Database Testing in Rails

11155 · January 4, 2015, 9:50pm

I'm using Rails 4 and the testing framework with which it ships.

I'm using a relational database that needs to be rigorously tested for internal consistency. In this case, it's a sports statistics database with player stats that are updated nightly.

I need to run tests like the following when new data arrives each night: --That the sum of player stats equals the team's. --That the sum of team stats equals the league's. --That the sum of wins and losses equals games played. --etc.

For now I'm copying my development database over to testing and running these alongside my unit tests in the /test/models/ directory.

This is an awkward set-up as my database testing code isn't comprised of unit tests in their proper sense, and it doesn't rely on fixtures as the Rails documentation suggests this folder be used for.

My question is: In Rails, what is the best practice for database testing like that which I describe above?

Colin_Law · January 4, 2015, 10:07pm

I would start by, as far as practical, normalising the database so that there are no such potential inconsistencies.

Next if it is suggested that it is not practical to fully normalise it then probe the logic behind that carefully to make sure it is really true. Do not just assume that something that seems like a good idea from the performance aspect is necessarily worthwhile. Decades of experience in the S/W industry has shown time and again that the bottlenecks in an app are virtually never where they are initially anticipated.

Next if it is absolutely not practical to fully normalise it then arrange all updates using transactions such that if an inconsistency arises it must be a bug.

Next have a comprehensive set of automatic tests that attempt to get inconsistent data into the database.

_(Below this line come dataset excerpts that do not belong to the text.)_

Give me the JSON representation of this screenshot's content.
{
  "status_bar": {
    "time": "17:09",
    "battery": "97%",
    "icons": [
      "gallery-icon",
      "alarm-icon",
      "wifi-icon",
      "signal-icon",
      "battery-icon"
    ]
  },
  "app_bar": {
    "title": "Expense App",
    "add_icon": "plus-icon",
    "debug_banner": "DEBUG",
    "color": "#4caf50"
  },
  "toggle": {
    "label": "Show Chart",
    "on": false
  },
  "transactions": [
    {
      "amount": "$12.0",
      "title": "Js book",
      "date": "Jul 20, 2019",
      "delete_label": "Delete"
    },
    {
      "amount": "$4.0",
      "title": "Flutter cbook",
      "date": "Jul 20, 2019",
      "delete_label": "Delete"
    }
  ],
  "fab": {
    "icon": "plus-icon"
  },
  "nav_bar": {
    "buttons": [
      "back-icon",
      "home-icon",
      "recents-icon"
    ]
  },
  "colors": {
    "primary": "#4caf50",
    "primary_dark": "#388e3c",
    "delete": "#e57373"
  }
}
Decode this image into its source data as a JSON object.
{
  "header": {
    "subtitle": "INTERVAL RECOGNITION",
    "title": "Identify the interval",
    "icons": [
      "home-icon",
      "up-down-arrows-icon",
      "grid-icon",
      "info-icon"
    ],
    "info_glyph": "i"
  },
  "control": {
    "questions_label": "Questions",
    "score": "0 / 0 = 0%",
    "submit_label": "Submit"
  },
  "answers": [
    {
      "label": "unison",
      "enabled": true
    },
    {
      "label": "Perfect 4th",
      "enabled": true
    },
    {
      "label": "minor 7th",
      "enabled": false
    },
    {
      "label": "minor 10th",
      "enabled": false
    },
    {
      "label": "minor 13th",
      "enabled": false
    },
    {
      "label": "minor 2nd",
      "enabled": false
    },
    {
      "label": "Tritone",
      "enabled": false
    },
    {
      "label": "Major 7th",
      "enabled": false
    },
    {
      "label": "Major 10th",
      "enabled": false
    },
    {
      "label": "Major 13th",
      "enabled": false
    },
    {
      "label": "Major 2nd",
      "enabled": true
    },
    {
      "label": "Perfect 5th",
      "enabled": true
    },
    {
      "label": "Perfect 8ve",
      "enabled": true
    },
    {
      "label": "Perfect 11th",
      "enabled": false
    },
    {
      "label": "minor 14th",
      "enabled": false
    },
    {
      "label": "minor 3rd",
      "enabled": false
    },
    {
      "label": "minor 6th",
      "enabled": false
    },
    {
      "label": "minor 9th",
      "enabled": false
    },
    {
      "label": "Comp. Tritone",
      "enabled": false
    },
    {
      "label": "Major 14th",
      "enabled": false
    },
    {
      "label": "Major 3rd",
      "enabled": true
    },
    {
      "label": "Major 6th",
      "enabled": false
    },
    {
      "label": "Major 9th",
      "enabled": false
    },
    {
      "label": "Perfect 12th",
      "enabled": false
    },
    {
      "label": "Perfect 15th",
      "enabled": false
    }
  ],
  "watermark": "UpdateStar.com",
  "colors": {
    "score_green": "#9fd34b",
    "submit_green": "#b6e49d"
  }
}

Finally have a task which is run on the server at appropriate times, possibly via cron or automatically invoked when data are updated, that performs the checks and sounds a siren if a bug is detected.

Colin

11155 · January 4, 2015, 10:20pm

Thanks Colin.

It's not practical to change the database as data arrives from a 3rd party provider with a particular structure.

You're note made me realize that I'm going about this the wrong way, however. I didn't even think to use transactions on insert. I'm accustomed to an old system where transactions aren't supported and this didn't enter my thinking. What I'm trying to accomplish shouldn't really be part of my testing code.

Thanks.

Colin Law wrote in post #1165987:

Scott_Ribe · January 5, 2015, 6:06am

Sure it is--I've done that many times.

Long experience has taught me that if you're dealing with data with a crappy structure, do not try to clean it up outside the db. Use the tools that a powerful database like PG provides. Create a set of tables which mirrors *exactly* the structure of the data you get, no matter how awful it is. Add appropriate indexes. Test everything you can think of. Then move the verified data into a set of reasonably normalized tables.

Now that does assume a pretty bad data structure being handed to you, which is more often than not the case when dealing with legacy systems. But if the data as you're getting it is actually structured reasonably well, but you just want to verify consistency, feel free to ignore that advice and skip the "staging" tables. I just wanted to point out that you really don't have to be bound by the structure of what you get.